Sonny: Not quite. Ugh just watch it!

Chad rolls his eyes, grabs the camera and watches the tape back.

Nikki: "I don't want a relationship…just publicity!"

Sonny: And that's where it ends. I'm sorry Chad.

Chad: Don't be. Uh…tha-…th-…than-

Sonny: Are you trying to thank me?

Chad: Yes. I think I am…I need to go sit down.

Nikki: Chad! There you are! Oh hi Sonny, what are you guys up to?

Sonny: Don't ask me, ask CHAD.

Nikki: Oh um okay, so Chad what are you guys up to…?

Chad: Don't ask me, ask this CAMERA.

Nikki: Okayyyy…? Camera, what are you- oh that's enough, what is going on?!

Sonny: That camera recorded everything you said to Tawni in our dressing room about your "relationship" to Chad. He knows everything!

Nikki: Everything?

Chad: Everything.

Nikki: That's not good. Chad don't you see?! This was all Sonny! I mean, she obviously pulled the Can-I-Ask-You-A-Few-Questions-And-Then-Forget-My-Camera-In-The-Cafeteria-So-You-Return-It-And-Unknowingly-Leave-It-On-So-I-Record-Your-Secret-And-Show-It-To-Your-Boyfriend Trick! I mean, COME ON!

Chad: Yeah see, I don't think she did that.

Sonny: No ma'am I did not.

Nikki: Fine! I don't need this, I don't need this at all. I can sell just as many SO COOL records without you, Chad Dylan Cooper just watch me!

Chad: And I will still be the coolest teen star in all of America without you, just watch me.

Nikki: Oh, you are so cool.

Chad: No, YOU are…a liar. I think you should leave. Now.

Nikki: Oh you see, I would, but I'm a guest star on this television show. I have every right to be here.

Chad: Bruno!

Bruno: Yes Mr. Dylan Cooper?

Chad: Have Miss. Holloway here die in a freak lip gloss poisoning accident over the course of this episode. It's what our viewers want to see.

Bruno: Oh anything for you and the viewers, Mr. Dylan Cooper!

Chad: Thanks, Brunskis. How are the wife and kids?

Bruno: I don't have any, sir.

Chad: Right…alright well don't just stand here, get on it! And you should probably work on that wife thing, you aren't getting any younger.

Bruno: I know, sir.

Bruno leaves. Nikki and Sonny stare shocked at Chad.

Sonny: (whispering to herself) She just got served! Breakfast, lunch, dinner and Baked Alaska!

Nikki: Chad Dylan Cooper you are…not nice!

Chad: And you are not on this show anymore. Goodbye!

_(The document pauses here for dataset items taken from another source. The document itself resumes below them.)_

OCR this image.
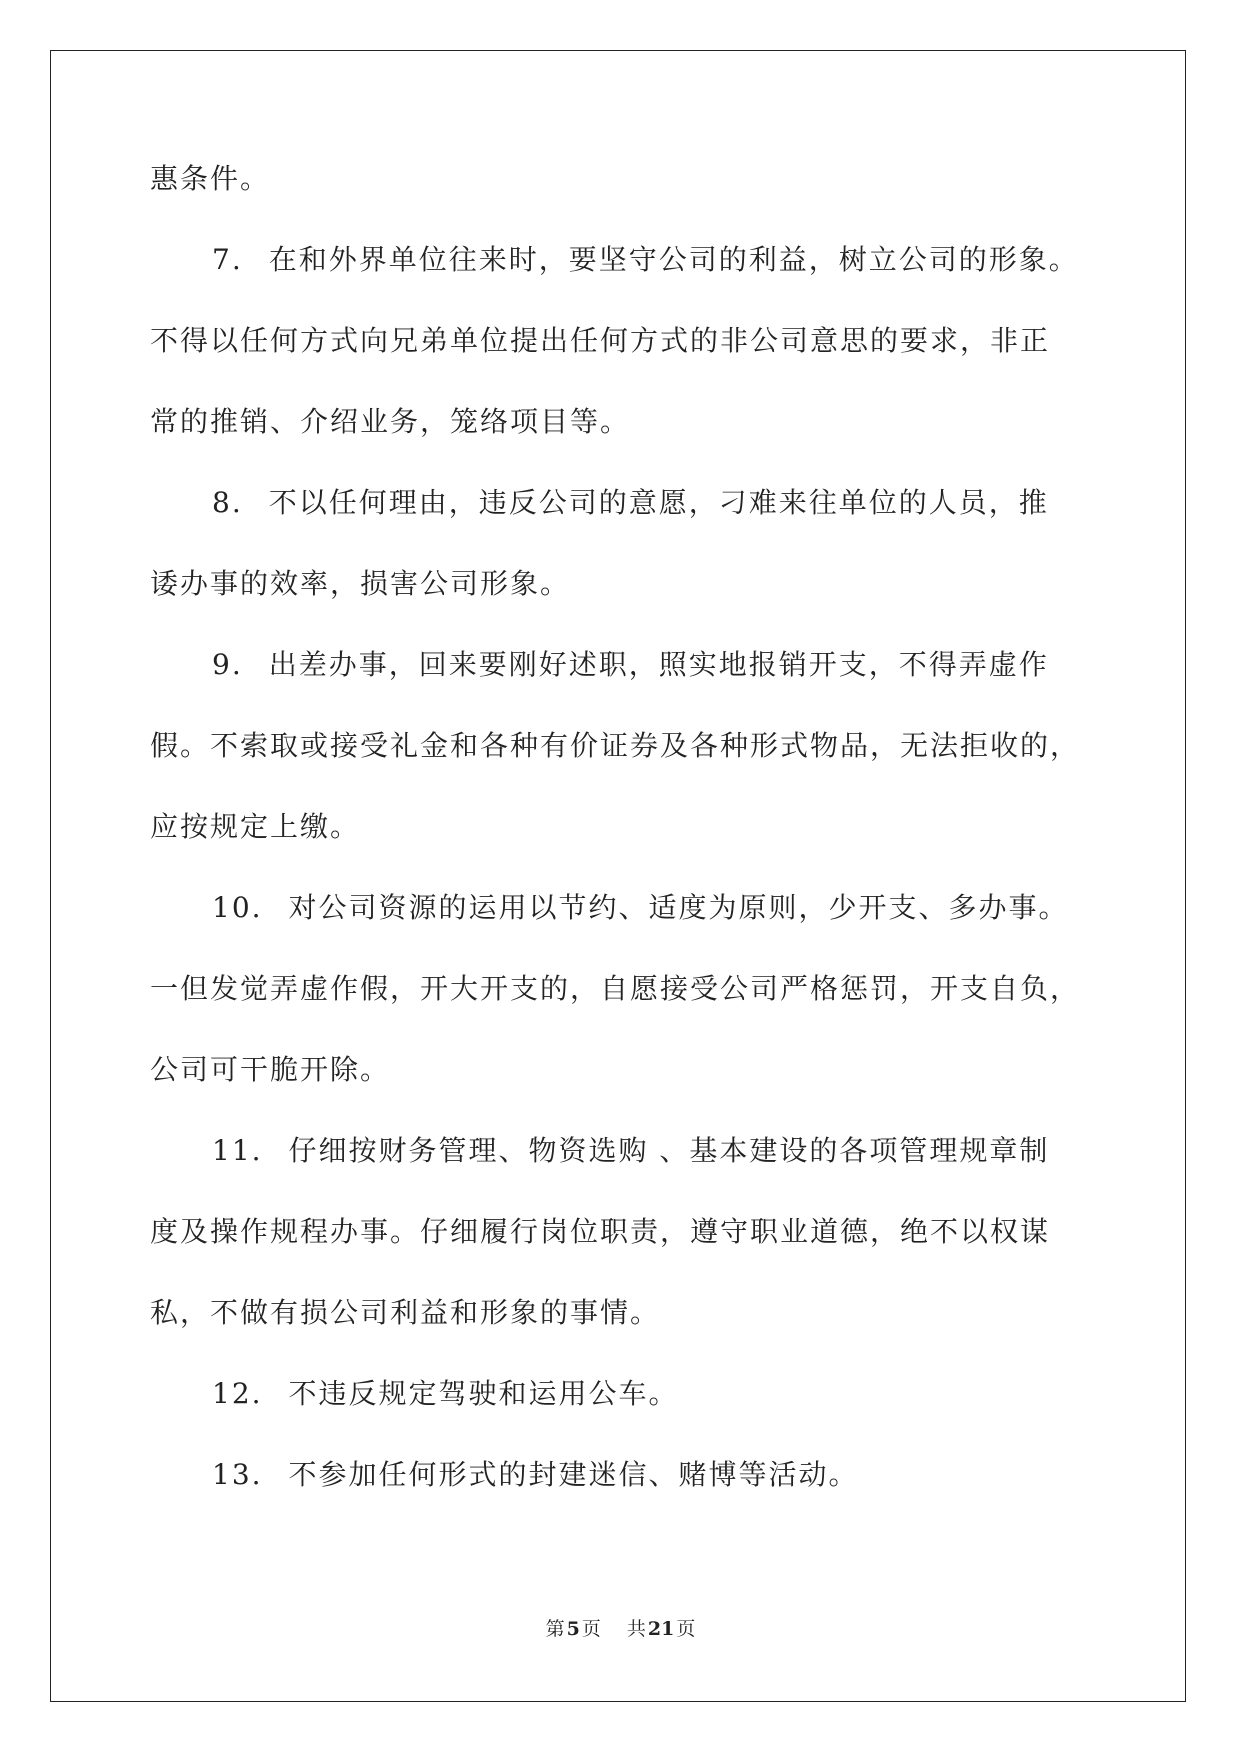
惠条件。
7. 在和外界单位往来时，要坚守公司的利益，树立公司的形象。
不得以任何方式向兄弟单位提出任何方式的非公司意思的要求，非正
常的推销、介绍业务，笼络项目等。
8. 不以任何理由，违反公司的意愿，刁难来往单位的人员，推
诿办事的效率，损害公司形象。
9. 出差办事，回来要刚好述职，照实地报销开支，不得弄虚作
假。不索取或接受礼金和各种有价证券及各种形式物品，无法拒收的，
应按规定上缴。
10. 对公司资源的运用以节约、适度为原则，少开支、多办事。
一但发觉弄虚作假，开大开支的，自愿接受公司严格惩罚，开支自负，
公司可干脆开除。
11. 仔细按财务管理、物资选购 、基本建设的各项管理规章制
度及操作规程办事。仔细履行岗位职责，遵守职业道德，绝不以权谋
私，不做有损公司利益和形象的事情。
12. 不违反规定驾驶和运用公车。
13. 不参加任何形式的封建迷信、赌博等活动。
第 5 页 共 21 页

Nikki: Whatever I am so out of here! I don't need to pretend to love some guy to sell records, I do enough of that on my own!

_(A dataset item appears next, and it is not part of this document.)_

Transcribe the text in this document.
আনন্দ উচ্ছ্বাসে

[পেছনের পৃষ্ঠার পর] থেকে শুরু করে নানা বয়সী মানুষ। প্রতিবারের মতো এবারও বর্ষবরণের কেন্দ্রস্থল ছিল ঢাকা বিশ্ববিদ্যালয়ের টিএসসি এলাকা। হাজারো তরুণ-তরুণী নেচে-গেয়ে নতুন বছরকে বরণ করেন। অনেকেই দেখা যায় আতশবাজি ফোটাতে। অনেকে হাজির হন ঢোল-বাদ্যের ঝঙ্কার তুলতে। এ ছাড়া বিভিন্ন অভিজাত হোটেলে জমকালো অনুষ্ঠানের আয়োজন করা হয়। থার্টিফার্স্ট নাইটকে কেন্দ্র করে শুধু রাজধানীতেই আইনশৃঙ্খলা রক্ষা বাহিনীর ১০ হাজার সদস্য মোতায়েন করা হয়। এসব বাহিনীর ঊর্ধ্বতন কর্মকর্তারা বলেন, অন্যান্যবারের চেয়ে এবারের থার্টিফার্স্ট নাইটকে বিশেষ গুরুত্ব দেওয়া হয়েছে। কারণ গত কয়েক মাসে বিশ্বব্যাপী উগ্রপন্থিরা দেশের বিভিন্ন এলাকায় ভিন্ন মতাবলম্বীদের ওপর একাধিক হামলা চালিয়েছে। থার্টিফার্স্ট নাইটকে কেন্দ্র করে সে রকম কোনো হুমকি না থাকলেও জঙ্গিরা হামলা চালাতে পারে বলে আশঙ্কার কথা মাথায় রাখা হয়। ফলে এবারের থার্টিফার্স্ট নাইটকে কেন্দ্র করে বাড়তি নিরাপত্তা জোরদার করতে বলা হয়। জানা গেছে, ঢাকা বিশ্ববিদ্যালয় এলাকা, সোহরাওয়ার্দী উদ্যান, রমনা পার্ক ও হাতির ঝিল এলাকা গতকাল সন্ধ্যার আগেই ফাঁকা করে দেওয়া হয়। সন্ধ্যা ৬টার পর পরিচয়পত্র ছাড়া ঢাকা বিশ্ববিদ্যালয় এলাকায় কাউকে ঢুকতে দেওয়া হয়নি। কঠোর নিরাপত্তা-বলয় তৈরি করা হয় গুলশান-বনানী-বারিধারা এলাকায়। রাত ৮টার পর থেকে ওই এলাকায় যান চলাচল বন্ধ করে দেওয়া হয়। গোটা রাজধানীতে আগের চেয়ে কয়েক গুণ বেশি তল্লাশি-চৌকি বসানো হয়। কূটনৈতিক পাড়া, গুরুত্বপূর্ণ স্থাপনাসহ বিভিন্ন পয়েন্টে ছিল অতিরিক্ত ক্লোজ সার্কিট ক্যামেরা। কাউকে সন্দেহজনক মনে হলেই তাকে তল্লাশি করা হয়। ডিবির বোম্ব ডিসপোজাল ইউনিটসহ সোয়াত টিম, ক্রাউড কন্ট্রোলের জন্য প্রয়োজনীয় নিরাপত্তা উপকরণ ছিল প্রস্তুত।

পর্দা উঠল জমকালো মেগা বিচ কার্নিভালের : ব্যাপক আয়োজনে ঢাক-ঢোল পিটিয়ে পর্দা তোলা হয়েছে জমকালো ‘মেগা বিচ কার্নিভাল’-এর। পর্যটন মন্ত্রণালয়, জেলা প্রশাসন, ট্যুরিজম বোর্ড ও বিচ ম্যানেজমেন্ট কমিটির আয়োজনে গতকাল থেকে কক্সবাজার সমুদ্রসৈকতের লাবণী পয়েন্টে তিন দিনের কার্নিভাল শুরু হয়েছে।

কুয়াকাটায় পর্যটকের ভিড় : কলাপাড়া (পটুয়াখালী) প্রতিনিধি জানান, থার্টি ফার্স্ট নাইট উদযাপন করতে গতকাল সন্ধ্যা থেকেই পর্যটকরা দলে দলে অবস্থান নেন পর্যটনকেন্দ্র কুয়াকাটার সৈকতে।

Nikki flips her hair and twirls around, ready to leave.

Bruno: Wait, you need to film your last scene in this grotesque lip gloss poisoning mask!

Nikki screams and runs off set.

Sonny: Wow, you really showed her.

Chad: Yeah well, no one messes with Chad Dylan Cooper.

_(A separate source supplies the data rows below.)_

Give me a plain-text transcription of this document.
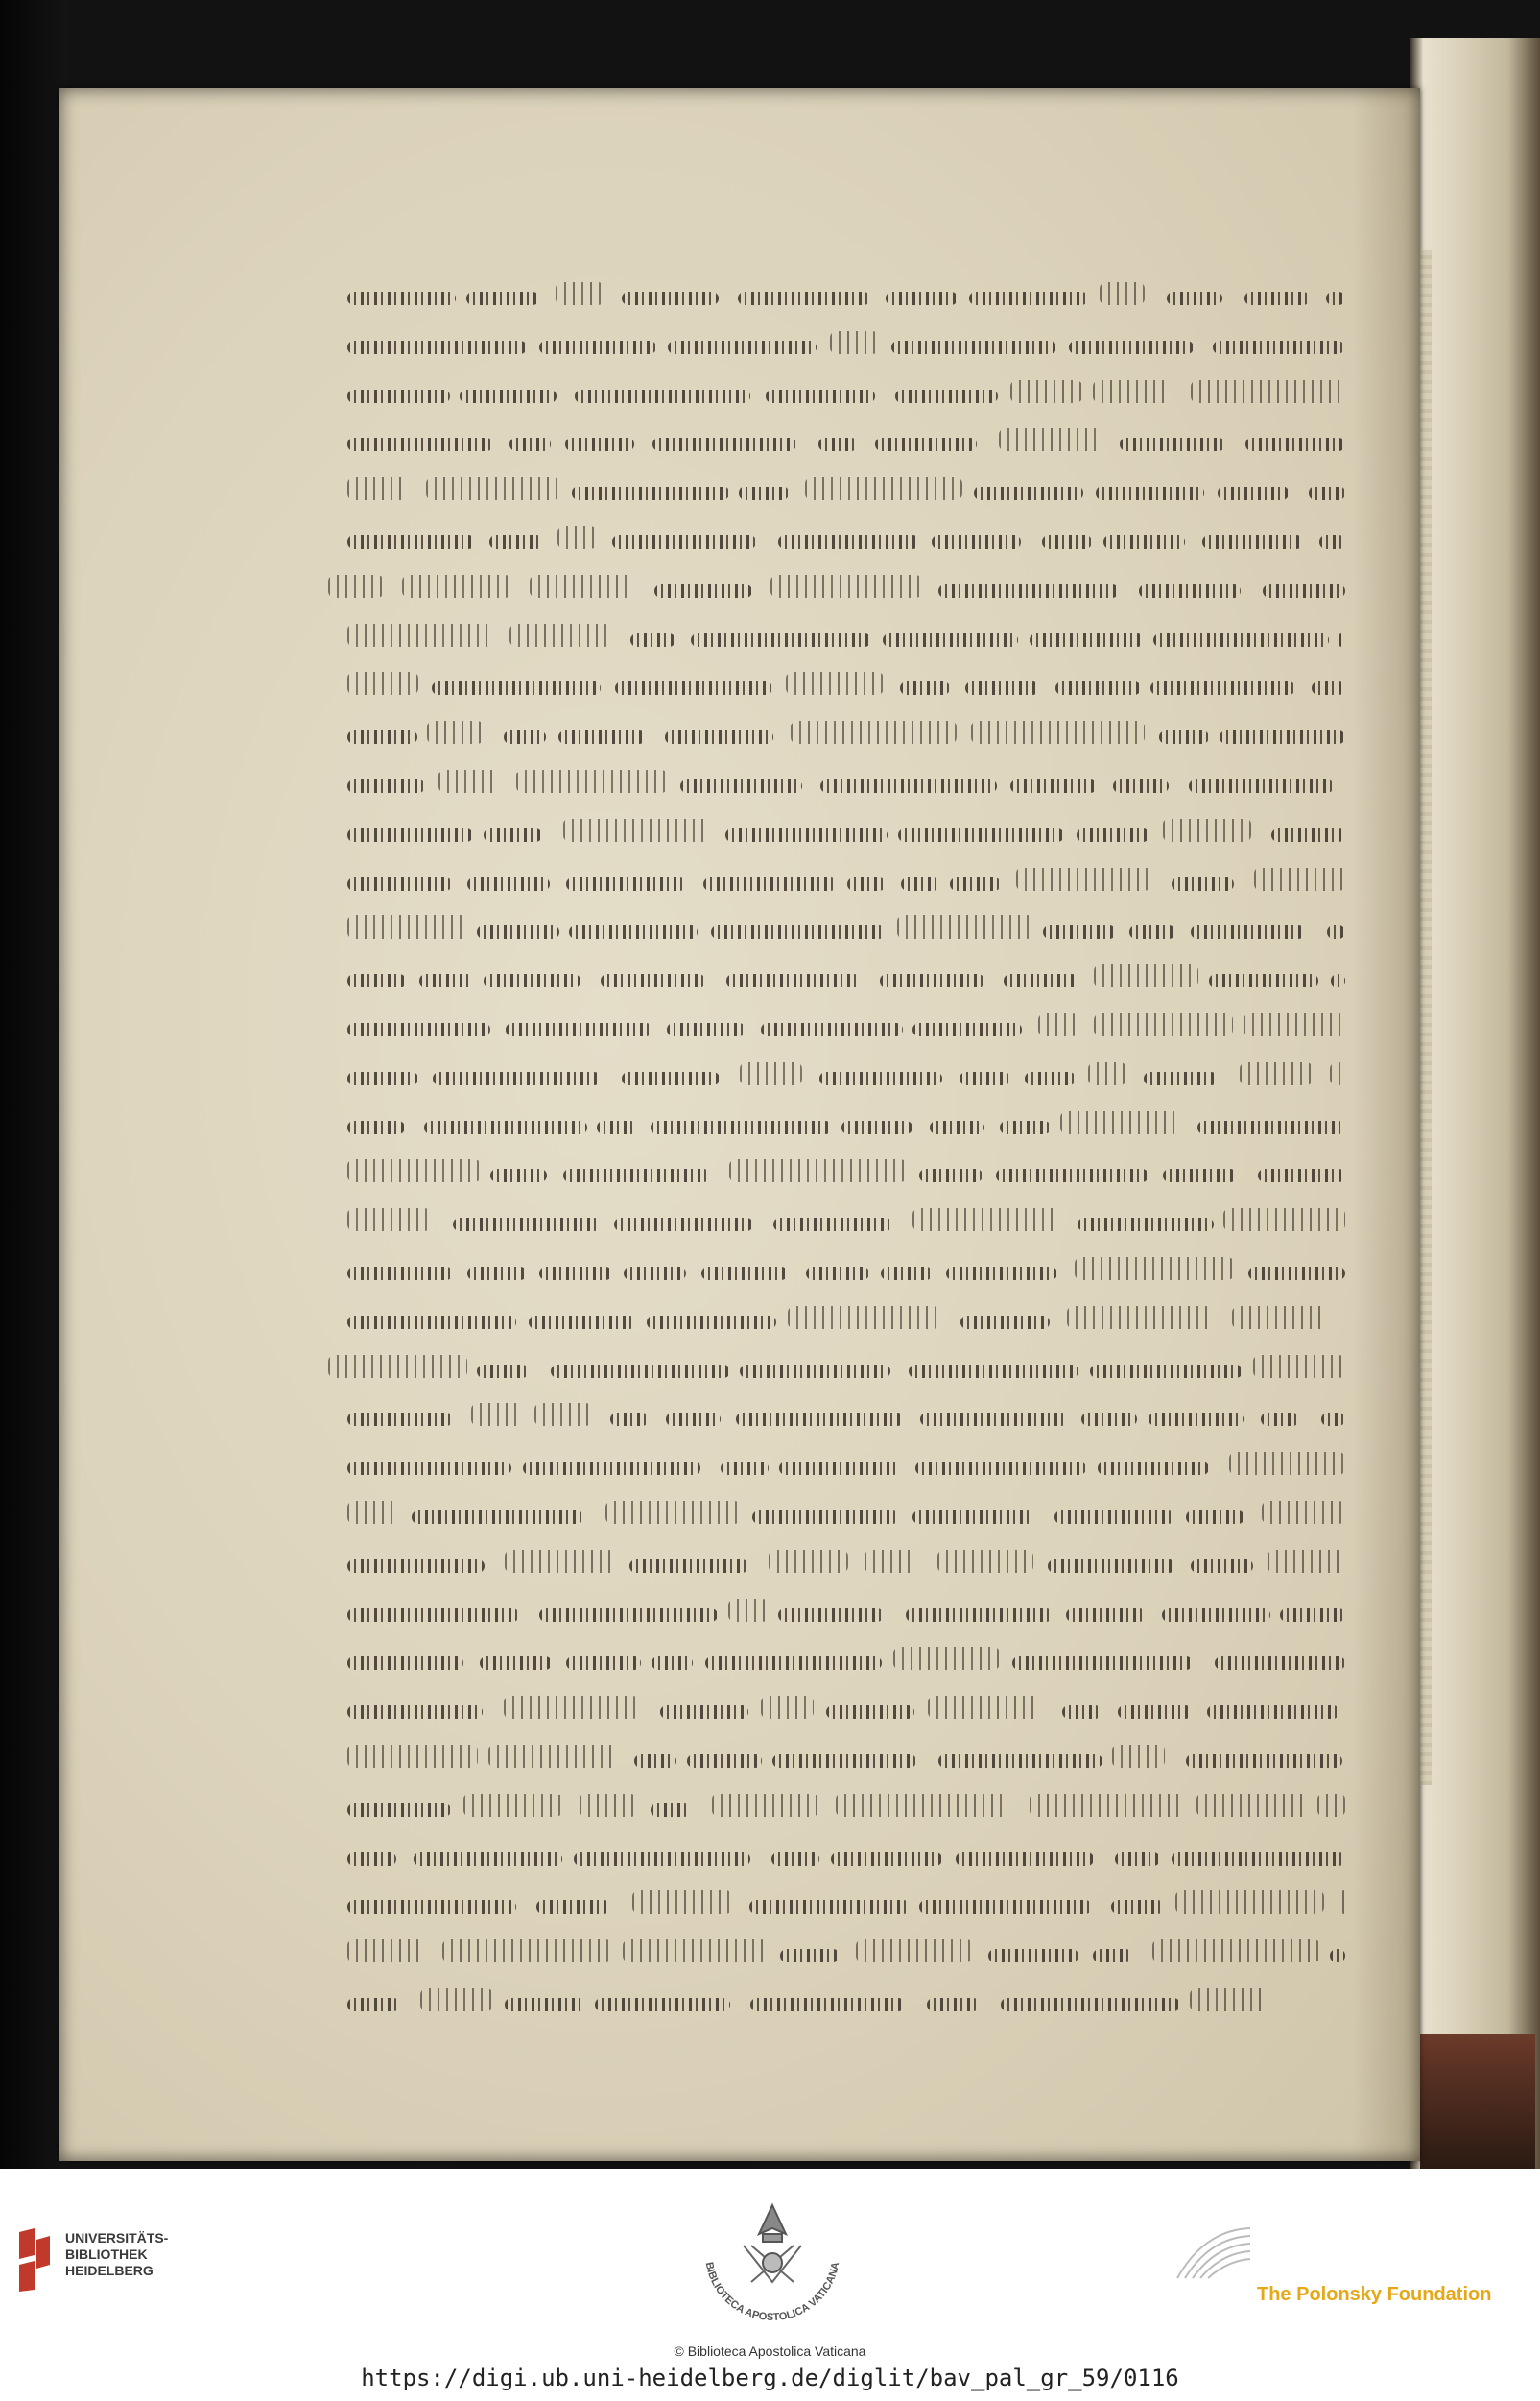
UNIVERSITÄTS-
BIBLIOTHEK
HEIDELBERG	BIBLIOTECA APOSTOLICA VATICANA
The Polonsky Foundation
© Biblioteca Apostolica Vaticana
https://digi.ub.uni-heidelberg.de/diglit/bav_pal_gr_59/0116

Sonny: I can see that. Oh well.... in that case... then maybe I should tell you that last week I was the one who TP'd your car.

Chad: That was you?

Sonny: Please don't be mad, I confessed!

Chad: Hey, that was a really good job… it kills me that now I'm going to have to wreck your career.

The two laugh and that's where the episode ends!